Last Thursday, the Dane County Board of Supervisors passed a large criminal justice reform package intended to address racial disparities in policing and incarceration.
While local officials say the package is an important first step in bringing concrete change, some Madison residents criticized the package for not going far enough.
The Dane County Board of Supervisors voted last week to develop and fund a mental health triage and restoration center, a community justice center, and a mental health first responders pilot program, in collaboration with the City of Madison.
During the Dane County Board meeting last Thursday, District 23 supervisor Shelia Stubbs gave an impassioned defense of the package.
“If you truly believe in alternatives to incarceration, the answer tonight is yes,” Stubs says.
Analiese Eicher , the chair of the Dane County Board of Supervisors, says that while many of the ideas in the package have been considered in Dane County before, “This is the beginning of the operationalizing.”
Eicher says, currently, Madison law enforcement have only two options on where to take someone–the emergency room or jail.
“And sometimes neither of those places is the correct place,” Eicher says.
The development of a mental health triage and restoration center, one of the key initiatives of the resolution, would provide mental health services for both the community and individuals brought in by police, and connect them to other resources.
According to Eicher, the Board has worked with County Executive Joe Parisi to secure $300,000 in funding for the mental health triage and restoration center.

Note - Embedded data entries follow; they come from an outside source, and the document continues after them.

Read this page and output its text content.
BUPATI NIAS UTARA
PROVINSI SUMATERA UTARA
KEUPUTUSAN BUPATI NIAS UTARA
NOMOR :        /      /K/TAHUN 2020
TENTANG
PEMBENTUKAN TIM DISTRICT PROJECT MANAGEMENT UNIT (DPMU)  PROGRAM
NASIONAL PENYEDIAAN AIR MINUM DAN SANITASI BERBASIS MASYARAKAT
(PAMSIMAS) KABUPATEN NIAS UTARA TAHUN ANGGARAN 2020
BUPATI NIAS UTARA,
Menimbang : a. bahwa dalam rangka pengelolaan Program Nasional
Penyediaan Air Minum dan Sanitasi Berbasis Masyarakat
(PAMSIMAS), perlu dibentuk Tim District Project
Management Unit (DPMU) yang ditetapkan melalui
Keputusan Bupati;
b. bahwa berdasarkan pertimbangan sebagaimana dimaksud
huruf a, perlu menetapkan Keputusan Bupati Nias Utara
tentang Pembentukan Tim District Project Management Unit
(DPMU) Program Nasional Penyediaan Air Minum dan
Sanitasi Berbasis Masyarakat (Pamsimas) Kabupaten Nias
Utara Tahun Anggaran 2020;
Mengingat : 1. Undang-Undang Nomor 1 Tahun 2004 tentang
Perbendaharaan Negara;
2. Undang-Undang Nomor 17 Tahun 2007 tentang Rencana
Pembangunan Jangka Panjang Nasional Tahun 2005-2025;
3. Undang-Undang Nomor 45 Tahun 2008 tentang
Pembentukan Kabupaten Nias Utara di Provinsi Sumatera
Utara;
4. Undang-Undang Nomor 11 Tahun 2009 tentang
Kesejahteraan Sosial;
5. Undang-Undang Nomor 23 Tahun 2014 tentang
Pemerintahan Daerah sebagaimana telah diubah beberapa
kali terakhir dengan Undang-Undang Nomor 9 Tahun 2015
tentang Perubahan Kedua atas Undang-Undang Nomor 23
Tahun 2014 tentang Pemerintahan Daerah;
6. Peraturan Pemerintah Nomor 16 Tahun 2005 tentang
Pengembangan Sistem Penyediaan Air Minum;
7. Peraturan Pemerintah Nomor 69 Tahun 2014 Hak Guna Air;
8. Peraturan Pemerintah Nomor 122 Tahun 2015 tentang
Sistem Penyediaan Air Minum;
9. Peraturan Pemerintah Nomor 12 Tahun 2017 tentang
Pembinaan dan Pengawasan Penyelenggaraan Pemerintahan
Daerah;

The package also begins the budgeting and development of a community justice center. Eicher says a justice center would help community members in interacting with the courts and other government systems.
“Part of our process will be figuring out what exactly needs to happen in Dane County,” Eicher says, “what do we need, what are we missing, what do we currently have that is hard to access?”
The resolution also includes the development of a pilot program for a non-law enforcement first responder program, a joint project by the City of Madison and Dane County modeled after similar programs in other municipalities. While the program is still being designed and budgeted, Eicher says the goal is to have the pilot up-and-running within the next year.
During the meeting, Lev Simmons, representing the advocacy organization Madison Socialist Alternative criticized the board for not halting the construction of the new Dane County jail to replace current aging facilities, and not taking a stronger stance within the package itself.
“It’s clear that you don’t think that we’re listening, that you don’t take your job as democratically elected officials seriously,” Simmons says.
Eicher says that while she understands where these criticisms are coming from, the Dane County Board doesn’t have the authority to legislate every part of the legal system and across every level of government.
“If we could, we be having a much different conversation,” Eicher says, “and so, for the folks that are saying this doesn’t go far enough, I guess I would ask them to help put pressure on those other pieces of the system.”